Quote:
Originally Posted by bulio
Although, it seems that a bunch of images get downloaded and some work properly, but others don't appear on my PC. The size and filename is there, but no image.
Any idea why?
|
I'm not sure. Have you tried visiting the URLs that failed with a browser?
The only thing I can think of is that perhaps the relative URLs aren't being correctly parsed. Try replacing these lines:
if not src.startswith('http://'):
image_url = main_url + src.strip('/')
else:
image_url = src
With this:
image_url = urljoin(this_url, src)
And add urljoin to the list of functions you import from urlparse:
from urlparse import urlsplit, urljoin
urljoin will turn any relative link into an absolute one, whilst leaving absolute URLs intact. e.g.
>>> urljoin("http://www.foo.com", "bar/foobar.png")

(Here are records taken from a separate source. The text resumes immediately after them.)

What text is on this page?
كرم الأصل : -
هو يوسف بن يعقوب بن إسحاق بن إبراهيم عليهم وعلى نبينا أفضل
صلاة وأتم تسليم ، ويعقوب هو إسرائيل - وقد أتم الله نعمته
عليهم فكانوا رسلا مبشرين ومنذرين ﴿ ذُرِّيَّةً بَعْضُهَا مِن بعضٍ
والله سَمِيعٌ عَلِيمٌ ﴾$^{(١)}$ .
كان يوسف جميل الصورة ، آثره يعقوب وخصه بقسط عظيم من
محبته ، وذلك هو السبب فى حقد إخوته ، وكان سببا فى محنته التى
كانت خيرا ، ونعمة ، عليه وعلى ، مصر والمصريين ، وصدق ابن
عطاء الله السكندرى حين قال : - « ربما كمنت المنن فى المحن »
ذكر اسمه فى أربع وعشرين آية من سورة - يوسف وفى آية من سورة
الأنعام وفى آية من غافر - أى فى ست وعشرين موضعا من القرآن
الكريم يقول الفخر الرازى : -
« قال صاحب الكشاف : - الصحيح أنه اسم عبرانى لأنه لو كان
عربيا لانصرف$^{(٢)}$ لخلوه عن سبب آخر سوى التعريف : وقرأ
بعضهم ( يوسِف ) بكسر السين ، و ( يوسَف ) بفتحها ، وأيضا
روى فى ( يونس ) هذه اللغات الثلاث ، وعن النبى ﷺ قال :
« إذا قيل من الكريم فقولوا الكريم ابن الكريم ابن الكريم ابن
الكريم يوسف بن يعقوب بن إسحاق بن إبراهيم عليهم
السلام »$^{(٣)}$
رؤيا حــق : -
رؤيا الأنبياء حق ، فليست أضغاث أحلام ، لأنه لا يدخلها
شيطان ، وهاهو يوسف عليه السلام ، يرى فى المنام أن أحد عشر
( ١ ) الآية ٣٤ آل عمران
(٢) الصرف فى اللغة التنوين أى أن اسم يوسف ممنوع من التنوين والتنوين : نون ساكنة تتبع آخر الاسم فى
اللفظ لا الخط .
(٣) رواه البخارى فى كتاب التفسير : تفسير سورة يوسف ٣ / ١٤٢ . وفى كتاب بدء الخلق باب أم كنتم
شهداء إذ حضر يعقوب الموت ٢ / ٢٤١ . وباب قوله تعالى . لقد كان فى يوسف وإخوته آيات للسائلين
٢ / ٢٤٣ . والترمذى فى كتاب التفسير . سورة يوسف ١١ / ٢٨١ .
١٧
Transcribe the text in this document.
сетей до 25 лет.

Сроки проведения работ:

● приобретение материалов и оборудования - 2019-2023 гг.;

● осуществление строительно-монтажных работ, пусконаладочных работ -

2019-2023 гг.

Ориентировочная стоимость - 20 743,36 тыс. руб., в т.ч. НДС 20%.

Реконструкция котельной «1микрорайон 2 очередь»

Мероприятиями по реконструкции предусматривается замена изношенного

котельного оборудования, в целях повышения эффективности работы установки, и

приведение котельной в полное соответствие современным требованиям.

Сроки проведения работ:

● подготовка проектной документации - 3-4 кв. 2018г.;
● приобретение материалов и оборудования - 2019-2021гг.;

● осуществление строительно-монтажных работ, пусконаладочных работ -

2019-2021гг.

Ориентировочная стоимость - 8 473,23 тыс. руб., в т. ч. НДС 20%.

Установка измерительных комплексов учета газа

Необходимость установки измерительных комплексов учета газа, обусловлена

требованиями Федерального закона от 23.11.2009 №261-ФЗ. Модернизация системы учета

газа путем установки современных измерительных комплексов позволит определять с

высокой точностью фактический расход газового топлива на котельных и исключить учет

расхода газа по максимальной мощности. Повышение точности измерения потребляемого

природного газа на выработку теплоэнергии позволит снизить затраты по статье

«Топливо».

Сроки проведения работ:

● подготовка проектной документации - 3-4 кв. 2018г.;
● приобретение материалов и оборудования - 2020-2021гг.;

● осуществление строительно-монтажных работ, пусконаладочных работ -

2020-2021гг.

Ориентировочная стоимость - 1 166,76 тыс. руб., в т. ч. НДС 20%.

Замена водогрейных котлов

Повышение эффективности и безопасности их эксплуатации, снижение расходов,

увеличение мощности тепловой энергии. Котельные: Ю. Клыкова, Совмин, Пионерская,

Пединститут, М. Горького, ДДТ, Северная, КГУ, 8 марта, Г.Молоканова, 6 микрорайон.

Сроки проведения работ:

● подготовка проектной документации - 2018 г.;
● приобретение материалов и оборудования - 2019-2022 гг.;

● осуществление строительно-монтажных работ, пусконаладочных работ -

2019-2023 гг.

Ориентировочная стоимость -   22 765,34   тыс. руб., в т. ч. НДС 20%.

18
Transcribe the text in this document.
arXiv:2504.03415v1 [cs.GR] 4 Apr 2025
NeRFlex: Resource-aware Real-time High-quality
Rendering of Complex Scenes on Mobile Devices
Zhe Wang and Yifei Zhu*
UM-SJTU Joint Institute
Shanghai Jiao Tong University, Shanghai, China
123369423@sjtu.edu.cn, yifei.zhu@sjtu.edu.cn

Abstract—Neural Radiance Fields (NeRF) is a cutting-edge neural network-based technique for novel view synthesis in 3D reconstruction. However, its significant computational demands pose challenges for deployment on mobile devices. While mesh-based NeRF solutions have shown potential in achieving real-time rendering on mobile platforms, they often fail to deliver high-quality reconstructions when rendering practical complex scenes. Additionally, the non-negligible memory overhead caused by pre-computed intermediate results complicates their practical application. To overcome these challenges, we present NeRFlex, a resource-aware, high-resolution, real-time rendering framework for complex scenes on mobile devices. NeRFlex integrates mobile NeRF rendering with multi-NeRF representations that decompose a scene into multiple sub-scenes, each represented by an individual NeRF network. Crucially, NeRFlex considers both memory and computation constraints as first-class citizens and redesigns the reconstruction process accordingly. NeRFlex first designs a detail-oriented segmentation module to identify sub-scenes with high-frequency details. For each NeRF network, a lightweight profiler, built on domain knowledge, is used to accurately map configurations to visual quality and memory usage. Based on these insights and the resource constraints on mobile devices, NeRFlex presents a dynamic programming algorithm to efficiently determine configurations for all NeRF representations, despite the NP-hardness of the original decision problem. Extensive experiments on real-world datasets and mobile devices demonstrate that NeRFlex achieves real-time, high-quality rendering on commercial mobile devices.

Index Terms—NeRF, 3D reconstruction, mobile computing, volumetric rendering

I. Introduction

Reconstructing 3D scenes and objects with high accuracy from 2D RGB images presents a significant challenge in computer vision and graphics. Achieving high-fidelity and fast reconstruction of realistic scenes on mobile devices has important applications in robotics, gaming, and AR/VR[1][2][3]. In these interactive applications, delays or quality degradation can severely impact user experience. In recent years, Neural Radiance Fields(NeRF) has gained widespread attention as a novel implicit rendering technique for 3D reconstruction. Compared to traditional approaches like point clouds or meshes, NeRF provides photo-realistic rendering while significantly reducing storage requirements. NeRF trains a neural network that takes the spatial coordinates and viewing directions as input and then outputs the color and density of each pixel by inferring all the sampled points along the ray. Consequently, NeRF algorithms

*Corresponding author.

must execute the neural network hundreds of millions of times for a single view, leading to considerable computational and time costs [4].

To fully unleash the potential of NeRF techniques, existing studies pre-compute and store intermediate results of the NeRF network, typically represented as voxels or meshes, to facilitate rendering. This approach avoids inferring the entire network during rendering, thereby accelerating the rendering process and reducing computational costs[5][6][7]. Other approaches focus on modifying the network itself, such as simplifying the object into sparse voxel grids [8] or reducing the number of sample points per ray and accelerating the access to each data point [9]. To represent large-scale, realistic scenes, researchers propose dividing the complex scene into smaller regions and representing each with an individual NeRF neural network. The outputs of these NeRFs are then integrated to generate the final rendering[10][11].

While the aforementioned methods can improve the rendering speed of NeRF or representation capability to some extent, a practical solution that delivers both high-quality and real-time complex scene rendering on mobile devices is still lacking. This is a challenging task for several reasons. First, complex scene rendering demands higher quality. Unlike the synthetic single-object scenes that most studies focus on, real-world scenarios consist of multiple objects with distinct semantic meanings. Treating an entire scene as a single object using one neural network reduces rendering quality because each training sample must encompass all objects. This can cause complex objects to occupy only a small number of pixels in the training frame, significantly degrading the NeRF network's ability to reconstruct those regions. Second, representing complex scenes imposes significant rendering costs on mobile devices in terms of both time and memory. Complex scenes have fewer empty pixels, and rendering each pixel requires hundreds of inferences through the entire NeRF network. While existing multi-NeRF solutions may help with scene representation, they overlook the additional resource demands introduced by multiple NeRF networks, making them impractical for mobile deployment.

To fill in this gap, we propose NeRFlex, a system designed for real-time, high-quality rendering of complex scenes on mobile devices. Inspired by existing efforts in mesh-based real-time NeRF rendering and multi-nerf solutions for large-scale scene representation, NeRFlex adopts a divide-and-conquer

"http://www.foo.com/bar/foobar.png"
>>> urljoin("http://www.foo.com", "http://www.world.com/bar/foobar.png")
"http://www.world.com/bar/foobar.png"
Your code does the same thing, but there may be URLs it falls over on, giving an incorrect final URL. urljoin should work correctly for any valid URL. Whether this is the problem, I'm not sure, but it's the only thing I can currently think of.
Also, you have:
Which will go up by increments of 1 each time. The URLs, however, go up in increments of 15 (e.g. st=0, st=15, st=30...) :
for i in range(0, 526, 15)
Whilst either should work, you're probably iterating over the same posts multiple times.